In recent years, we have used scanning tunnelling microscopes here in Sydney to pioneer a unique strategy to build electronic devices in silicon at the atomic scale. We have created a stack of world-first atomic-scale devices. We have built the world’s smallest transistor, in which the active functional part is just a single atom, beating those industry predictions from Moore’s Law by nearly a decade. Following this we fabricated the world’s narrowest conducting wires in silicon, and all the elements of a quantum electronics integrated circuit.
These achievements have not just been published in the usual scientific places. They have also made it into the Guinness Book of World Records – as my son discovered one day to his great surprise while sitting in his school library.
On the back of these research successes in pioneering the completely new field of atomic electronics, we have attracted to Australia some incredible young scientists from all parts of the world – from Europe, the UK, the US and Asia – some of whom have also decided to make Australia their permanent home. Most exciting of all, though, is that we are now on a mission to build a complete prototype quantum computer for which all the functional elements are manufactured and controlled at the atomic scale.
The significance of this for Australia should not be underestimated. Today there is an international race to build a quantum computer, and the field is highly competitive – it’s been called the space race of the computing era. Australia has established a unique approach with a globally competitive edge that has been described by our US funding agencies as having a two to three-year lead over the rest of the world.
Quantum physics is hard. Technology at the forefront of human endeavour is hard. But that is what makes it worth it. I strongly believe that the things that are most worth doing in life are nearly always hard to do.
When I was growing up in England, I liked doing things that were difficult – things that you had to try really hard to succeed at, but that gave you an immense feeling of euphoria when you did. So it’s interesting to admit now that I actually gave up physics at O-Level, because I also really enjoyed biology, chemistry, history and English literature. Shortly into my O-level year, however, I knew I had made an awful mistake.
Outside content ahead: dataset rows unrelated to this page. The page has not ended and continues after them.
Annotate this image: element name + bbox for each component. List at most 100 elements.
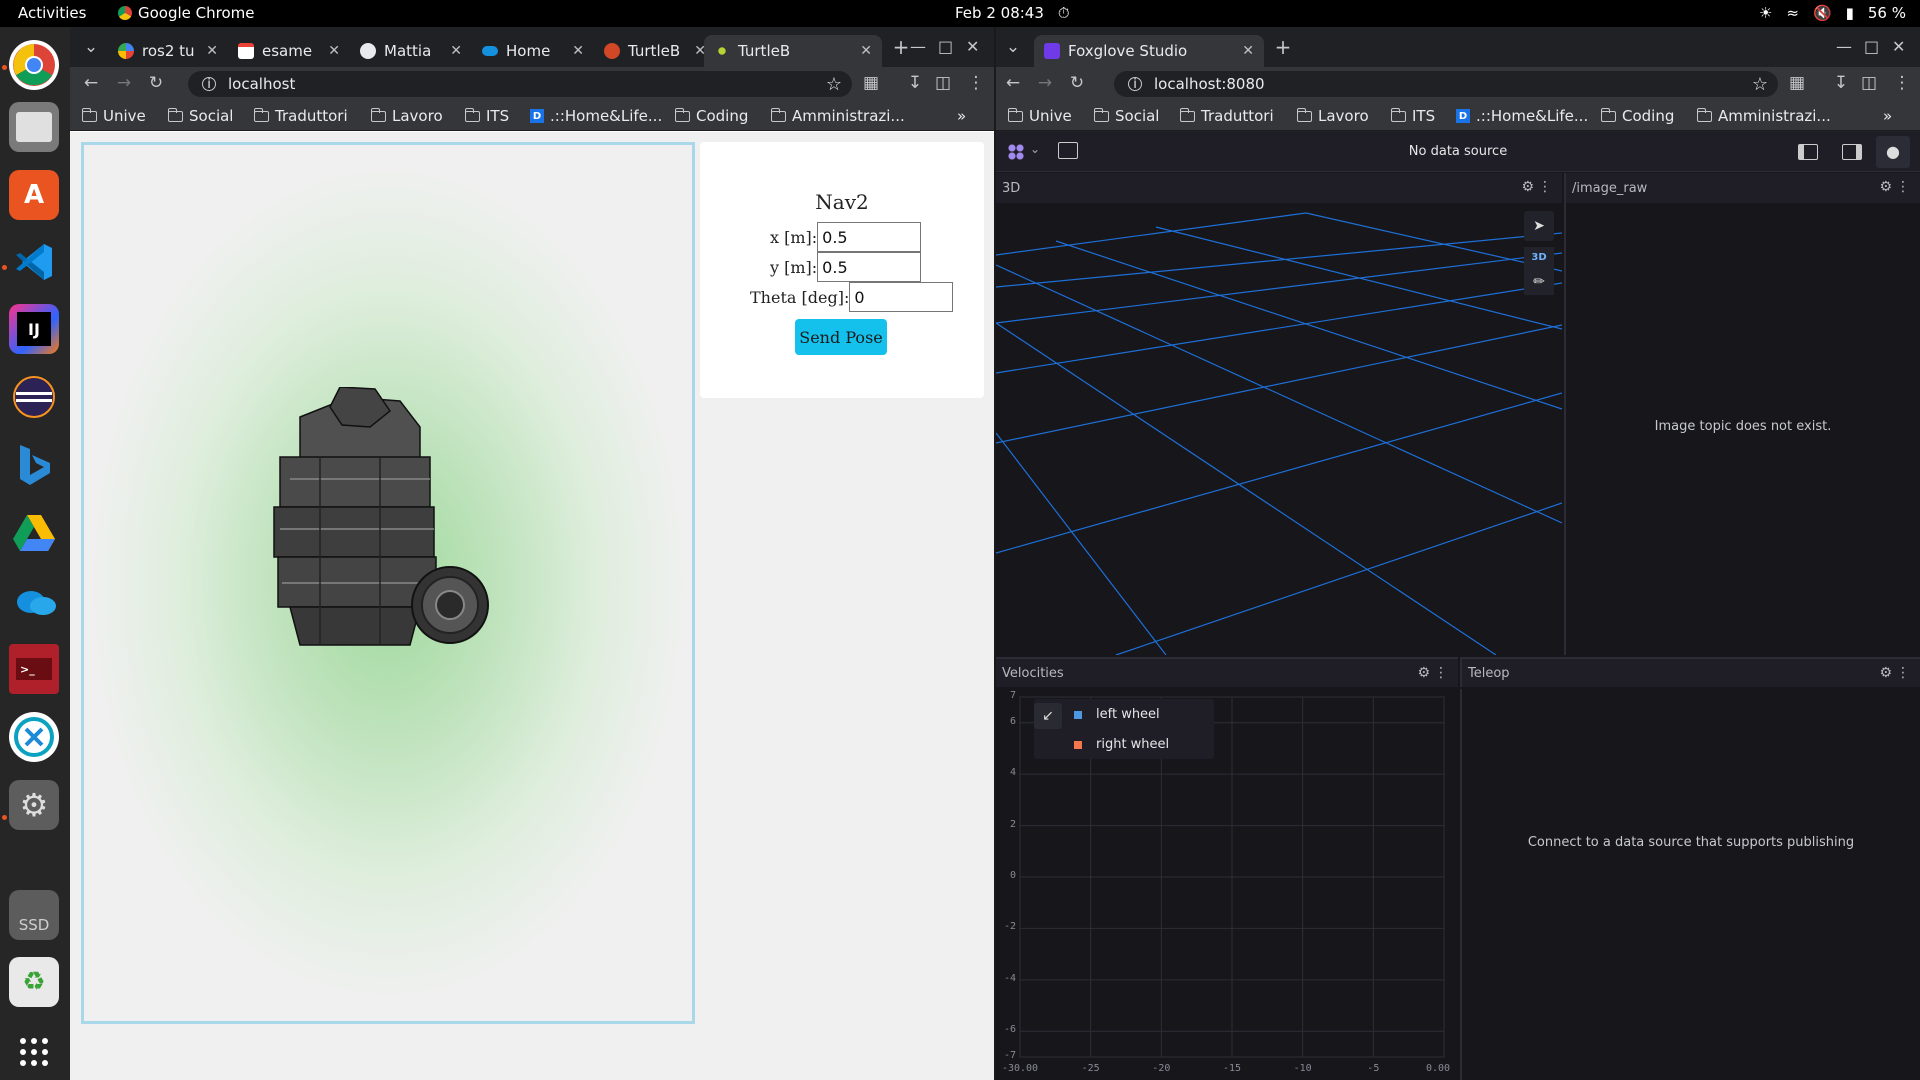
panel-3d-viewport[interactable]: ➤ 3D ✏ bbox=[996, 203, 1562, 655]
panel-settings-icon[interactable]: ⚙ bbox=[1417, 665, 1430, 681]
bookmark-homelife[interactable]: D .::Home&Life... bbox=[1456, 107, 1588, 125]
new-tab-icon[interactable]: + bbox=[1272, 35, 1294, 59]
user-icon[interactable]: ● bbox=[1876, 136, 1910, 168]
robot-3d-canvas[interactable] bbox=[81, 142, 695, 1024]
app-center-icon[interactable]: A bbox=[9, 170, 59, 220]
app-menu-chevron-icon[interactable]: ⌄ bbox=[1030, 142, 1040, 156]
tab-foxglove[interactable]: Foxglove Studio ✕ bbox=[1034, 35, 1264, 67]
close-tab-icon[interactable]: ✕ bbox=[572, 43, 584, 59]
foxglove-logo-icon[interactable] bbox=[1006, 142, 1026, 162]
side-panel-icon[interactable]: ◫ bbox=[1858, 73, 1880, 93]
bookmark-coding[interactable]: Coding bbox=[1600, 107, 1674, 125]
legend-item-left-wheel[interactable]: left wheel bbox=[1074, 707, 1160, 722]
bookmark-lavoro[interactable]: Lavoro bbox=[1296, 107, 1369, 125]
menu-icon[interactable]: ⋮ bbox=[965, 73, 987, 93]
minimize-icon[interactable]: — bbox=[1836, 37, 1852, 56]
vscode-icon[interactable] bbox=[9, 237, 59, 287]
select-tool-icon[interactable]: ➤ bbox=[1524, 211, 1554, 241]
bookmark-star-icon[interactable]: ☆ bbox=[826, 74, 842, 95]
close-tab-icon[interactable]: ✕ bbox=[860, 43, 872, 59]
address-bar[interactable]: i localhost:8080 ☆ bbox=[1114, 71, 1778, 97]
close-tab-icon[interactable]: ✕ bbox=[328, 43, 340, 59]
data-source-label[interactable]: No data source bbox=[996, 144, 1920, 159]
app-menu[interactable]: Google Chrome bbox=[118, 4, 255, 22]
bookmarks-overflow-icon[interactable]: » bbox=[957, 107, 966, 125]
forward-icon[interactable]: → bbox=[1034, 73, 1056, 93]
extensions-icon[interactable]: ▦ bbox=[860, 73, 882, 93]
right-sidebar-toggle-icon[interactable] bbox=[1842, 144, 1862, 160]
bookmark-coding[interactable]: Coding bbox=[674, 107, 748, 125]
tab-esame[interactable]: esame ✕ bbox=[228, 35, 350, 67]
maximize-icon[interactable]: □ bbox=[938, 37, 953, 56]
close-window-icon[interactable]: ✕ bbox=[966, 37, 979, 56]
download-icon[interactable]: ↧ bbox=[1830, 73, 1852, 93]
back-icon[interactable]: ← bbox=[80, 73, 102, 93]
bookmark-star-icon[interactable]: ☆ bbox=[1752, 74, 1768, 95]
bookmark-its[interactable]: ITS bbox=[464, 107, 509, 125]
bookmark-traduttori[interactable]: Traduttori bbox=[253, 107, 348, 125]
bookmark-its[interactable]: ITS bbox=[1390, 107, 1435, 125]
close-tab-icon[interactable]: ✕ bbox=[1242, 43, 1254, 59]
terminal-icon[interactable]: >_ bbox=[9, 644, 59, 694]
new-tab-icon[interactable]: + bbox=[890, 35, 912, 59]
app-grid-icon[interactable] bbox=[9, 1027, 59, 1077]
settings-icon[interactable]: ⚙ bbox=[9, 780, 59, 830]
ssd-icon[interactable]: SSD bbox=[9, 890, 59, 940]
tab-turtlebot-active[interactable]: TurtleB ✕ bbox=[704, 35, 882, 67]
panel-settings-icon[interactable]: ⚙ bbox=[1521, 179, 1534, 195]
remote-desktop-icon[interactable] bbox=[9, 712, 59, 762]
close-tab-icon[interactable]: ✕ bbox=[206, 43, 218, 59]
panel-settings-icon[interactable]: ⚙ bbox=[1879, 665, 1892, 681]
bookmark-social[interactable]: Social bbox=[167, 107, 233, 125]
eclipse-icon[interactable] bbox=[9, 372, 59, 422]
trash-icon[interactable]: ♻ bbox=[9, 957, 59, 1007]
view-3d-toggle[interactable]: 3D bbox=[1524, 247, 1554, 269]
panel-settings-icon[interactable]: ⚙ bbox=[1879, 179, 1892, 195]
y-input[interactable] bbox=[817, 252, 922, 282]
forward-icon[interactable]: → bbox=[113, 73, 135, 93]
add-panel-icon[interactable] bbox=[1058, 142, 1078, 159]
velocities-plot[interactable]: 7 6 4 2 0 -2 -4 -6 -7 -30.00 -25 -20 -15 -10 -5 0.00 ↙… bbox=[996, 689, 1458, 1080]
close-tab-icon[interactable]: ✕ bbox=[450, 43, 462, 59]
reload-icon[interactable]: ↻ bbox=[145, 73, 167, 93]
close-window-icon[interactable]: ✕ bbox=[1892, 37, 1905, 56]
tab-turtlebot-ppt[interactable]: TurtleB ✕ bbox=[594, 35, 716, 67]
intellij-icon[interactable]: IJ bbox=[9, 304, 59, 354]
minimize-icon[interactable]: — bbox=[910, 37, 926, 56]
bookmark-amministrazi[interactable]: Amministrazi... bbox=[770, 107, 905, 125]
x-input[interactable] bbox=[817, 222, 922, 252]
tab-home[interactable]: Home ✕ bbox=[472, 35, 594, 67]
reload-icon[interactable]: ↻ bbox=[1066, 73, 1088, 93]
bookmark-unive[interactable]: Unive bbox=[1007, 107, 1072, 125]
files-icon[interactable] bbox=[9, 102, 59, 152]
collapse-legend-icon[interactable]: ↙ bbox=[1034, 703, 1062, 729]
side-panel-icon[interactable]: ◫ bbox=[932, 73, 954, 93]
bookmark-unive[interactable]: Unive bbox=[81, 107, 146, 125]
address-bar[interactable]: i localhost ☆ bbox=[188, 71, 852, 97]
send-pose-button[interactable]: Send Pose bbox=[795, 319, 887, 355]
bookmark-lavoro[interactable]: Lavoro bbox=[370, 107, 443, 125]
extensions-icon[interactable]: ▦ bbox=[1786, 73, 1808, 93]
bookmark-homelife[interactable]: D .::Home&Life... bbox=[530, 107, 662, 125]
tab-mattia[interactable]: Mattia ✕ bbox=[350, 35, 472, 67]
clock[interactable]: Feb 2 08:43 ⏱ bbox=[955, 4, 1070, 22]
activities-button[interactable]: Activities bbox=[18, 4, 86, 22]
tab-search-icon[interactable]: ⌄ bbox=[80, 37, 102, 57]
panel-menu-icon[interactable]: ⋮ bbox=[1538, 179, 1552, 195]
left-sidebar-toggle-icon[interactable] bbox=[1798, 144, 1818, 160]
google-drive-icon[interactable] bbox=[9, 508, 59, 558]
tab-ros2[interactable]: ros2 tu ✕ bbox=[108, 35, 228, 67]
tab-search-icon[interactable]: ⌄ bbox=[1002, 37, 1024, 57]
download-icon[interactable]: ↧ bbox=[904, 73, 926, 93]
panel-menu-icon[interactable]: ⋮ bbox=[1896, 179, 1910, 195]
system-tray[interactable]: ☀ ≈ 🔇 ▮ 56 % bbox=[1759, 4, 1906, 22]
bing-icon[interactable] bbox=[9, 440, 59, 490]
bookmark-social[interactable]: Social bbox=[1093, 107, 1159, 125]
ruler-icon[interactable]: ✏ bbox=[1524, 269, 1554, 295]
back-icon[interactable]: ← bbox=[1002, 73, 1024, 93]
menu-icon[interactable]: ⋮ bbox=[1891, 73, 1913, 93]
theta-input[interactable] bbox=[849, 282, 954, 312]
panel-menu-icon[interactable]: ⋮ bbox=[1896, 665, 1910, 681]
chrome-icon[interactable] bbox=[9, 40, 59, 90]
onedrive-icon[interactable] bbox=[9, 576, 59, 626]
The consequence was that I ended up doing physics outside school, and it took me a while to catch up. The lesson I learnt was that you can always do the things you enjoy and find easy outside work. But deep problem-solving based on long-term acquired knowledge and technical skills requires consistent effort and is not so easy to pick up in your free time. For me, it was better to do the things that have the greatest reward. Things that are hard – not easy. And things that will continue to challenge you throughout your life.
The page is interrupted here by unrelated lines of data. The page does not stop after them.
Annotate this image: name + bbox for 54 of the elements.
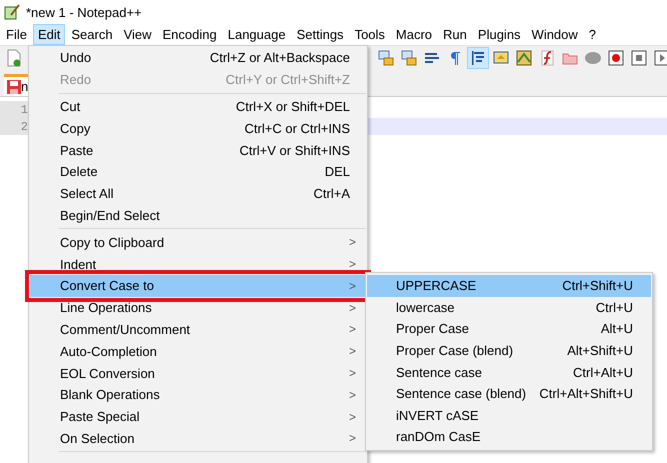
play-icon xyxy=(654,50,667,66)
menu-bar-item[interactable]: Search xyxy=(66,24,118,45)
map-icon xyxy=(516,50,532,66)
folder-icon xyxy=(562,51,578,65)
menu-bar-item[interactable]: Tools xyxy=(350,24,390,45)
menu-item[interactable]: Begin/End Select xyxy=(30,204,366,226)
lock-icon xyxy=(378,50,394,66)
menu-item[interactable]: EOL Conversion > xyxy=(30,362,366,384)
menu-bar-item[interactable]: Settings xyxy=(292,24,349,45)
menu-bar-item[interactable]: Edit xyxy=(32,24,66,45)
menu-bar-item[interactable]: Language xyxy=(222,24,291,45)
pilcrow-icon xyxy=(449,50,461,66)
menu-item[interactable]: lowercase Ctrl+U xyxy=(367,296,651,318)
lock-icon xyxy=(401,50,417,66)
function-icon xyxy=(539,50,555,66)
menu-item[interactable]: ranDOm CasE xyxy=(367,426,651,448)
menu-item[interactable]: Delete DEL xyxy=(30,160,366,183)
menu-item[interactable]: Sentence case Ctrl+Alt+U xyxy=(367,361,651,383)
record-icon xyxy=(608,50,624,66)
menu-bar-item[interactable]: Window xyxy=(526,24,583,45)
menu-item[interactable]: Comment/Uncomment > xyxy=(30,318,366,340)
menu-bar-item[interactable]: Plugins xyxy=(472,24,526,45)
menu-item[interactable]: Paste Special > xyxy=(30,406,366,428)
menu-item[interactable]: Select All Ctrl+A xyxy=(30,182,366,205)
notepad-icon xyxy=(4,4,20,20)
stop-icon xyxy=(631,50,647,66)
menu-item[interactable]: Proper Case Alt+U xyxy=(367,318,651,340)
wrap-icon xyxy=(424,51,440,65)
menu-item[interactable]: Copy to Clipboard > xyxy=(30,231,366,254)
window-title: *new 1 - Notepad++ xyxy=(26,4,142,20)
new-file-icon[interactable] xyxy=(6,49,22,67)
tab-title: n xyxy=(21,79,28,94)
menu-bar-item[interactable]: Macro xyxy=(390,24,438,45)
menu-item[interactable]: iNVERT cASE xyxy=(367,404,651,426)
menu-bar-item[interactable]: ? xyxy=(584,24,602,45)
menu-item[interactable]: Sentence case (blend) Ctrl+Alt+Shift+U xyxy=(367,382,651,405)
menu-item[interactable]: On Selection > xyxy=(30,428,366,450)
menu-item[interactable]: Auto-Completion > xyxy=(30,340,366,362)
menu-bar-item[interactable]: File xyxy=(1,24,32,45)
menu-item[interactable]: UPPERCASE Ctrl+Shift+U xyxy=(367,275,651,297)
save-icon xyxy=(7,80,21,94)
menu-item[interactable]: Convert Case to > xyxy=(30,274,366,297)
menu-item[interactable]: Indent > xyxy=(30,253,366,275)
toolbar-button[interactable] xyxy=(467,47,489,69)
menu-item[interactable]: Proper Case (blend) Alt+Shift+U xyxy=(367,340,651,362)
menu-bar-item[interactable]: Encoding xyxy=(158,24,222,45)
menu-item[interactable]: Paste Ctrl+V or Shift+INS xyxy=(30,139,366,161)
cloud-icon xyxy=(584,51,602,65)
indent-guide-icon xyxy=(470,50,486,66)
folded-page-icon xyxy=(493,50,509,66)
menu-bar-item[interactable]: Run xyxy=(438,24,472,45)
menu-bar-item[interactable]: View xyxy=(118,24,157,45)
menu-item[interactable]: Line Operations > xyxy=(30,296,366,319)
menu-item[interactable]: Blank Operations > xyxy=(30,384,366,406)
There’s a message here for our educators, our scientists and for all Australians.
If we want young people to be the best they can be – at anything – we must set the bar high and tell them we expect them to jump over it. My strong belief is that we need to be teaching all students, girls and boys, to have high expectations of themselves.
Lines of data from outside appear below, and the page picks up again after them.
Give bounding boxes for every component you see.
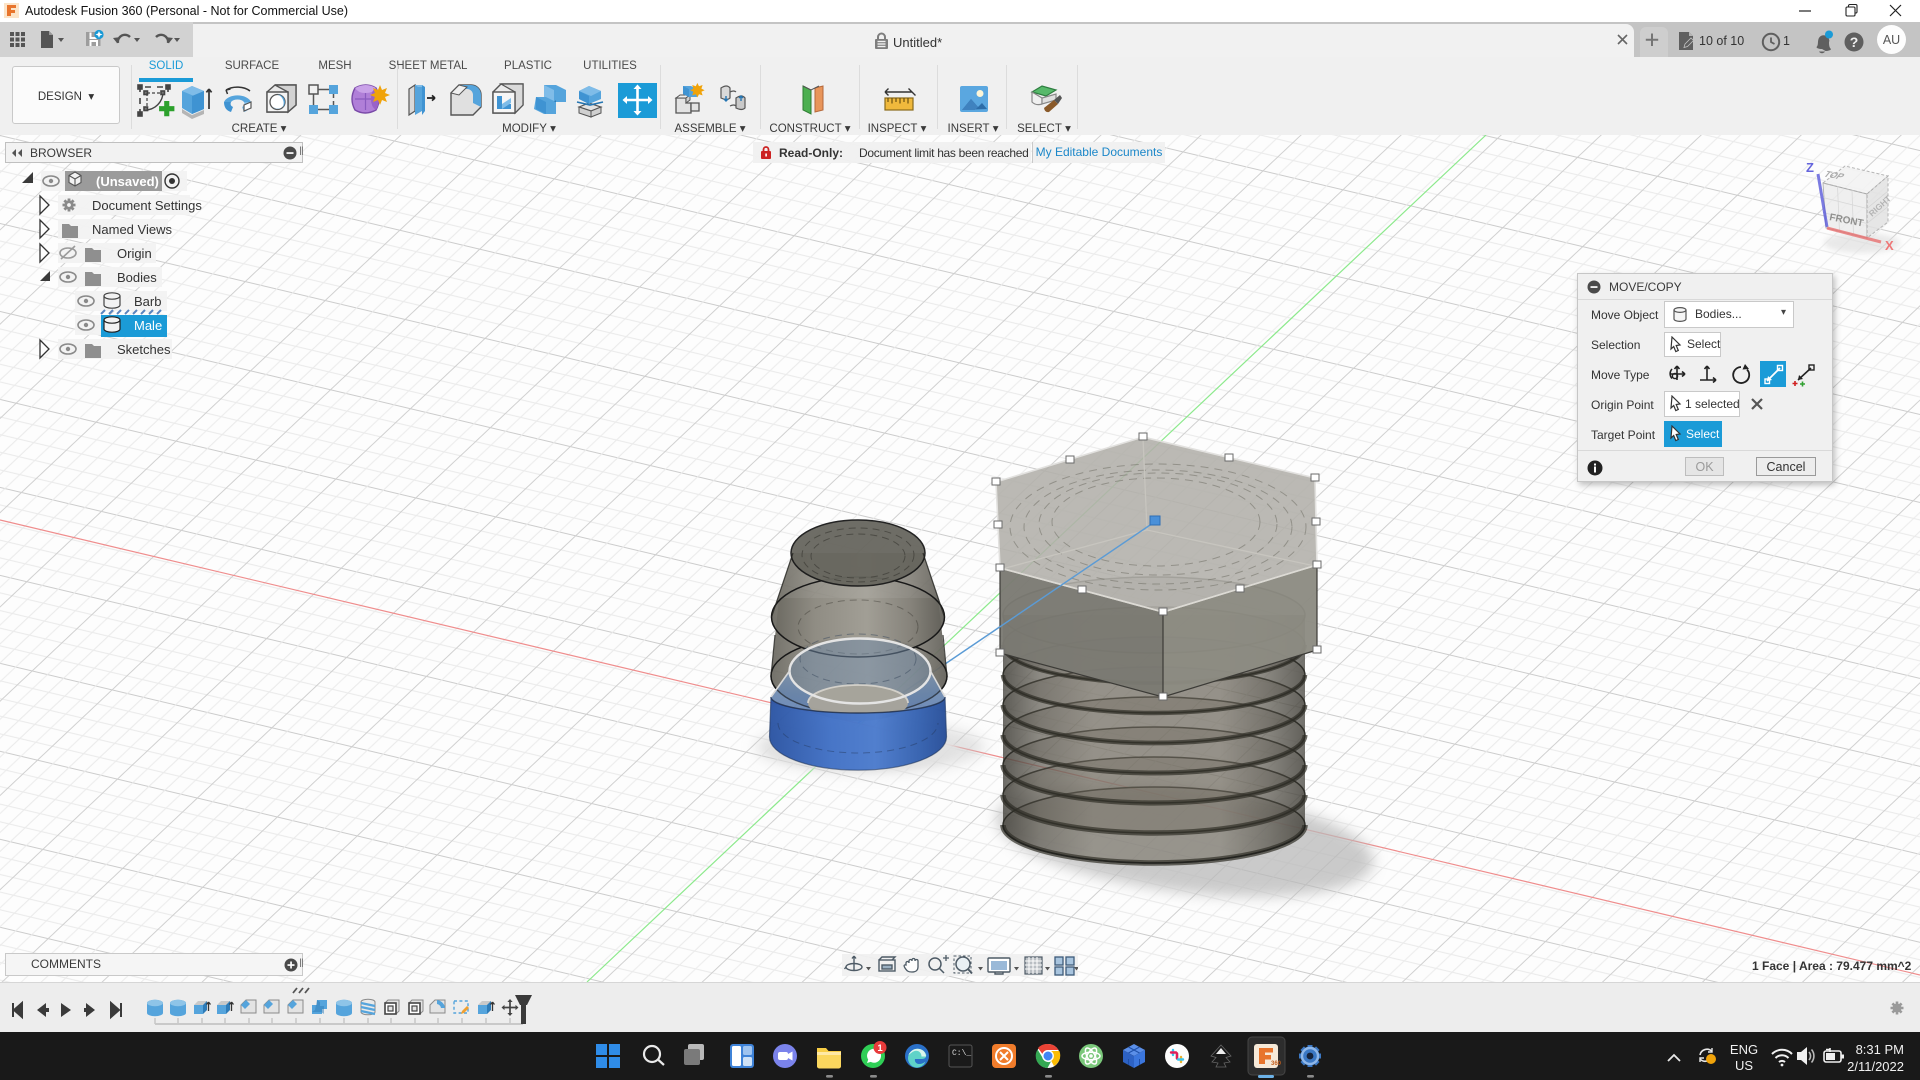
svg-text:Sketches: Sketches — [117, 342, 171, 357]
svg-text:Z: Z — [1806, 160, 1814, 175]
svg-text:X: X — [1885, 238, 1894, 253]
svg-text:Document Settings: Document Settings — [92, 198, 202, 213]
svg-text:Named Views: Named Views — [92, 222, 172, 237]
svg-text:1: 1 — [877, 1043, 883, 1054]
svg-text:Origin: Origin — [117, 246, 152, 261]
svg-text:360: 360 — [1271, 1061, 1282, 1067]
svg-text:Male: Male — [134, 318, 162, 333]
svg-text:US: US — [1735, 1058, 1753, 1073]
svg-text:ENG: ENG — [1730, 1042, 1758, 1057]
svg-text:C:\_: C:\_ — [952, 1049, 971, 1058]
svg-text:2/11/2022: 2/11/2022 — [1847, 1059, 1904, 1074]
svg-text:8:31 PM: 8:31 PM — [1856, 1042, 1904, 1057]
svg-text:Bodies: Bodies — [117, 270, 157, 285]
svg-text:(Unsaved): (Unsaved) — [96, 174, 159, 189]
svg-text:Barb: Barb — [134, 294, 161, 309]
svg-text:?: ? — [1850, 34, 1859, 50]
The foundations of research in Australia are extremely strong. Having established highly competitive research fellowships and highly collaborative Centre of Excellence funding schemes, Australia has become an increasingly popular destination for ambitious research projects. Ultimately, while research is an international endeavour, I am grateful for that Australian readiness to give things a go, and Australia’s enduring sense of possibility. There will always be a bit of South London in me. I remain British as well as Australian. But I could not be happier to have made my journey all those years ago to live on the other side of the earth.